Autoridade e agente de autoridade.
Estabelecido o conceito de autoridade, vejamos agora que se deve entender por agente da autoridade.
Existe entre os servidores do Estado, que diz respeito ao poder público, uma escala que pode ser assim reduzida à expressão mais simples.

- servidores que exercem em nome próprio o poder de Estado. Tomam decisões, impõem regras, dão ordens, restringem bens jurídicos e direitos individuais, tudo dentro dos limites traçados por lei. São as autoridades;

- servidores que não têm autoridade para praticar esses atos por iniciativa própria, mas que agem (agentes) a mando da autoridade. São os agentes da autoridade.

- servidores que se restringem a prática de atos administrativos e não exercem o poder público; não praticam atos de autoridade, nem por iniciativa própria, nem como meros executores que agem a mando da autoridade. Não são autoridades nem agentes da autoridade.

Exemplos dos primeiros: juízes, delegados de polícia.

Exemplos dos segundos: oficiais de justiça, membros da força Pública.

Exemplos dos últimos: oficiais judiciários, oficiais administrativos.
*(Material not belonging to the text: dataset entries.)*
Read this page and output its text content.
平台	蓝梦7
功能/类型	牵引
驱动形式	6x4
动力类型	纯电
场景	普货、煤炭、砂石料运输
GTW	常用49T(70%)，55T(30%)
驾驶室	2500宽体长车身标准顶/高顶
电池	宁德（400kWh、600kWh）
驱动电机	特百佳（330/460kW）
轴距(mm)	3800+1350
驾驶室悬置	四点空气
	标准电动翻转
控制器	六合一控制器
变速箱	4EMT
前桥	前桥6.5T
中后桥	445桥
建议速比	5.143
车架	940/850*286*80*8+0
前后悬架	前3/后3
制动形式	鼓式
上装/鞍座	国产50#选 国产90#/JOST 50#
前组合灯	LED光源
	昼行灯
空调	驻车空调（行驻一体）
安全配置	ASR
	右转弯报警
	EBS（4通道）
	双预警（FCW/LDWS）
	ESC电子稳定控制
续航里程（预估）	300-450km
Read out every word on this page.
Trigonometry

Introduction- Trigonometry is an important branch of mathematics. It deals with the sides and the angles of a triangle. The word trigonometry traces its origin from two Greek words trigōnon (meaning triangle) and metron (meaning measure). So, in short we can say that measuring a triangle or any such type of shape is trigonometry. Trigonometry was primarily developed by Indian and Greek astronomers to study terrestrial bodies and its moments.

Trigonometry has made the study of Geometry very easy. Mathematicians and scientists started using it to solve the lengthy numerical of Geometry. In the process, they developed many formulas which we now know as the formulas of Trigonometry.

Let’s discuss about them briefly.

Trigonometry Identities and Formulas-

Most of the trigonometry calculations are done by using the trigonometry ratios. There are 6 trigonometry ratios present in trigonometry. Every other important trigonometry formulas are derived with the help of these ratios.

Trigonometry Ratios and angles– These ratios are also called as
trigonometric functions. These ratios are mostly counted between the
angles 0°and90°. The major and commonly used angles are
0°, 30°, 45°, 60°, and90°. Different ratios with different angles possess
Esses conceitos são por demais claros e precisos – claros em seu conteúdo e precisos em seus contornos – para que a lei necessitasse contê-los. Quando, porém agentes da autoridade, quase sempre de boa fé e com o louvável intuito de servir, se arvoram em autoridades, convém que a própria lei reponha as coisas em seu lugar. Creio que seria vantajoso aproveitar o ensejo da modificação do Código de Processo Penal para fazê-los.
Quando elaborei o Anteprojeto, o problema inexistia, pois não havia notícia de que agentes de autoridade se arrogassem autoridade própria. É lamentável engano supor que a tarefa do agente de autoridade o subalterniza e mais deplorável ainda entender que o detentor da força deve ser o titular do poder.
Sobretudo quando esses enganos são causados por melindres pessoais ou de classe que se supõem humilhadas pelo papel de agentes que a lei lhes reserva. Assim como a força militar está ao serviço do poder civil, sem que isso lhe arranhe a dignidade ou o pundonor, assim também a Força Pública é agente da autoridade policial sem que isso importe qualquer diminuição ao eminente valor que ela representa. Ferida ela fica é quando esquece sua destinação legal para apropriar-se de um poder que não é seu.